Tepat 2 tahun lalu aku bertemu denganmu
Tepat 2 tahun lalu hariku berubah menjadi lebih bahagia
Alasannya,
2 tahun lalu adalah awal cerita kita ditulis

Hari ini,
Izinkan aku membuka kembali lembaran-lembaran yang aku tulis bersamamu

Lembar ke-1,
Dimulai dari engkau memperkenalkanku pada duniamu
Mengenalkan sahabatmu, apa yang kau suka, dan berbagai hal lainnya
Sebaliknya juga aku memperkenalkanmu pada duniaku

Lembar ke-2,
Kau menggambarkan semua kegiatanmu
Ah!

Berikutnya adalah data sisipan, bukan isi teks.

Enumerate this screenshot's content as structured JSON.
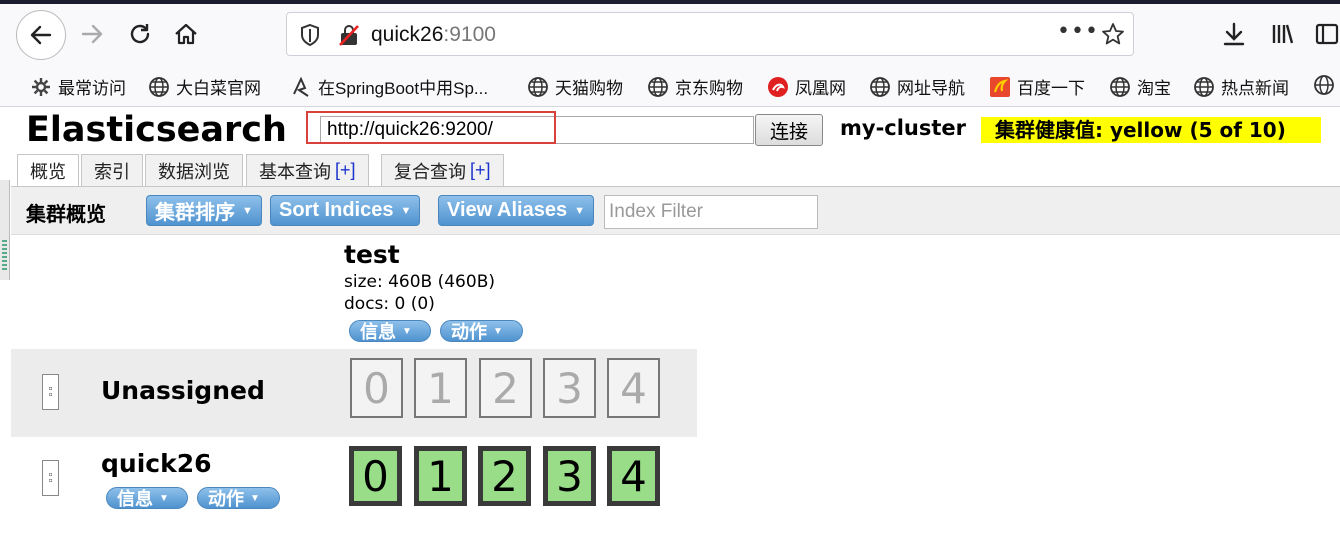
{
  "browser": {
    "url_host": "quick26",
    "url_port": ":9100",
    "bookmarks": [
      {
        "label": "最常访问",
        "icon": "gear-icon"
      },
      {
        "label": "大白菜官网",
        "icon": "globe-icon"
      },
      {
        "label": "在SpringBoot中用Sp...",
        "icon": "doc-icon"
      },
      {
        "label": "天猫购物",
        "icon": "globe-icon"
      },
      {
        "label": "京东购物",
        "icon": "globe-icon"
      },
      {
        "label": "凤凰网",
        "icon": "phoenix-icon"
      },
      {
        "label": "网址导航",
        "icon": "globe-icon"
      },
      {
        "label": "百度一下",
        "icon": "baidu-icon"
      },
      {
        "label": "淘宝",
        "icon": "globe-icon"
      },
      {
        "label": "热点新闻",
        "icon": "globe-icon"
      }
    ]
  },
  "header": {
    "title": "Elasticsearch",
    "connection_url": "http://quick26:9200/",
    "connect_label": "连接",
    "cluster_name": "my-cluster",
    "health": "集群健康值: yellow (5 of 10)",
    "health_color": "#ffff00"
  },
  "tabs": [
    {
      "label": "概览",
      "plus": ""
    },
    {
      "label": "索引",
      "plus": ""
    },
    {
      "label": "数据浏览",
      "plus": ""
    },
    {
      "label": "基本查询",
      "plus": "[+]"
    },
    {
      "label": "复合查询",
      "plus": "[+]"
    }
  ],
  "toolbar": {
    "title": "集群概览",
    "sort_cluster": "集群排序",
    "sort_indices": "Sort Indices",
    "view_aliases": "View Aliases",
    "filter_placeholder": "Index Filter"
  },
  "index": {
    "name": "test",
    "size": "size: 460B (460B)",
    "docs": "docs: 0 (0)",
    "info_label": "信息",
    "action_label": "动作"
  },
  "nodes": [
    {
      "name": "Unassigned",
      "shards": [
        "0",
        "1",
        "2",
        "3",
        "4"
      ],
      "state": "unassigned"
    },
    {
      "name": "quick26",
      "shards": [
        "0",
        "1",
        "2",
        "3",
        "4"
      ],
      "state": "started",
      "info_label": "信息",
      "action_label": "动作"
    }
  ],
  "colors": {
    "shard_started": "#99dd88",
    "button_blue": "#4f93d0",
    "highlight_red": "#d9403a"
  }
}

Kita punya satu kegiatan yang sama,
Yaitu sama-sama gemar mengagumi indahnya Jepang,
Itu juga salah satu alasan mengapa kita bisa bertemu saat itu
Namun sepertinya kegiatanmu lebih banyak dari kegiatanku
Aku takut, tapi tak apa selama kau senang dengan kegiatanmu

Lembar ke-3 sampai ke-7,
Kau memperlihatkan semua sisi baikmu
Semua sisi manismu yang membuatku hampir meleleh seperti es krim
Semua sisi romantismu yang mungkin hanya aku yang mengerti itu
Diujung lembar-lembar ini aku menggambar senyumanmu
Agar seluruh dunia tahu, senyuman inilah yang membuatku jatuh cinta

Lembar ke-8 sampai ke-11,
Kau mulai menunjukkan sikap dinginmu kepadaku
Sikap dingin yang mempunyai kehangatan tersendiri dalam hatiku
Ternyata benar,
Kau sangat sibuk dengan kegiatanmu dan semakin dingin
Aku pun semakin takut setiap harinya

Lembar ke-12,
Aku menghias lembar ini dengan sangat cantik
Penuh dengan bintang-bintang dan harapan
Baru kali ini aku berani berharap sebesar ini
Dan itu hanya karena kamu

Lembar ke-13 sampai ke-16,
Tak banyak yang kita tulis pada lembar-lembar ini
Karena kita hanya menulis di buku masing-masing
Kamu hilang, menghindar, dan bersikap tak acuh padaku
Tidak, ini bukan cerita yang biasa kita tulis
Aku mulai merasa seperti tidak ada kita lagi

Namun disetiap lembar terselip beberapa hal
Hal-hal kecil yang menunjukkan bahwa kau tulus
Memperlihatkan hatimu yang manis dibalik sikap dinginmu
Kau bersikap romantis dengan caramu sendiri di setiap lembarnya

Setelah lembar ke-13 sampai ke-16,
Banyak air mata dan doa yang tertuai di lembar-lembar ini
Aku menyadari bahwa kini hanya aku sendiri yang menulis
Lembar demi lembar aku lewati tanpamu

Maaf, mungkin hingga kini aku masih membuatmu bising dengan puisiku
Maaf, aku selalu berusaha hadir dihadapanmu
Maaf, bila kau merasa lelah dengan tingkahku yang memaksamu kembali

Aku hanya meminta agar Tuhan selalu menjaga dan memelukmu
Dan juga memberikanmu yang terbaik,
Agar kau bahagia tentunya
Semoga saja Tuhan akan menuliskan namaku pada bukumu nanti

—7 Januari 2016, masih menulis pada buku yang sama. Dan entah apa akhir dari buku ini.